In order to process that answer, it helps to have at least a cursory understanding of how radios produce noise in the first place. Each radio station emits what’s known as a carrier wave or carrier signal, which is basically a steady electromagnetic wave whose variables—like frequency and amplitude—don’t change. That is, until a DJ starts playing a song at the station (or some other sound is broadcast). Those sound waves get converted into electrical signals that travel to your radio antenna via the carrier wave, and your radio converts them back into sound waves for your speaker to emit. When the carrier wave is transmitting those signals, it changes in one of two ways.

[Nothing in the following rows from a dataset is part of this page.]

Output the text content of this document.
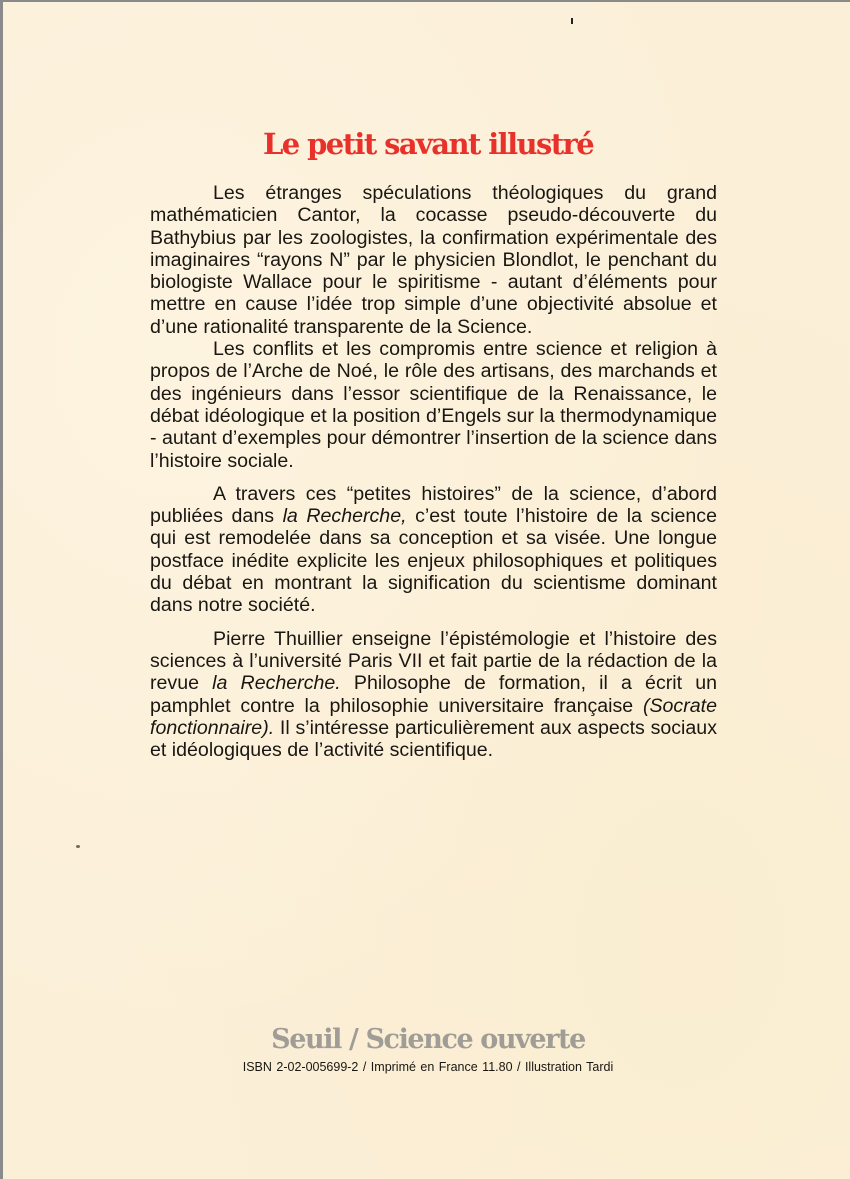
Le petit savant illustré

Les étranges spéculations théologiques du grand mathématicien Cantor, la cocasse pseudo-découverte du Bathybius par les zoologistes, la confirmation expérimentale des imaginaires “rayons N” par le physicien Blondlot, le penchant du biologiste Wallace pour le spiritisme - autant d’éléments pour mettre en cause l’idée trop simple d’une objectivité absolue et d’une rationalité transparente de la Science.

Les conflits et les compromis entre science et religion à propos de l’Arche de Noé, le rôle des artisans, des marchands et des ingénieurs dans l’essor scientifique de la Renaissance, le débat idéologique et la position d’Engels sur la thermodynamique - autant d’exemples pour démontrer l’insertion de la science dans l’histoire sociale.

A travers ces “petites histoires” de la science, d’abord publiées dans la Recherche, c’est toute l’histoire de la science qui est remodelée dans sa conception et sa visée. Une longue postface inédite explicite les enjeux philosophiques et politiques du débat en montrant la signification du scientisme dominant dans notre société.

Pierre Thuillier enseigne l’épistémologie et l’histoire des sciences à l’université Paris VII et fait partie de la rédaction de la revue la Recherche. Philosophe de formation, il a écrit un pamphlet contre la philosophie universitaire française (Socrate fonctionnaire). Il s’intéresse particulièrement aux aspects sociaux et idéologiques de l’activité scientifique.

Seuil / Science ouverte
ISBN 2-02-005699-2 / Imprimé en France 11.80 / Illustration Tardi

If it’s an AM radio station, the carrier wave’s amplitude—the height of the wave—gets manipulated based on the signals. As Soundfly’s Flypaper reports, this is known as amplitude modulation, hence the AM. For FM radio stations, the amplitude remains the same, while the frequency—the number of completed wave cycles in a given time—changes.

frequency modulation vs amplitude modulation
FM vs. AM, illustrated. / petrroudny/iStock via Getty Images

FM stands for frequency modulation, and is generally considered better than AM. When random electrical signals interfere with a carrier wave, they can affect its amplitude. Since FM carrier waves don’t transmit signals via amplitude, as PBS explains, this has no bearing on the quality of an FM radio broadcast. But altering the amplitude of an AM carrier messes with the data it’s trying to transmit, which is why AM radio typically has more static than FM does. FM radio also broadcasts across a much larger range of frequencies—known as bandwidth—so it’s able to handle more nuance and variation in sound. If you want to broadcast music, you’ll get better quality by using FM radio.

That said, AM radio isn’t without its advantages. As explained in the video above, its wavelengths—the distance between one wave crest to the next—are significantly longer than FM wavelengths, which helps the signals travel farther and also stay intact when encountering barriers like buildings or mountains. If you want your broadcast to reach as many people as possible, AM radio may be your best bet.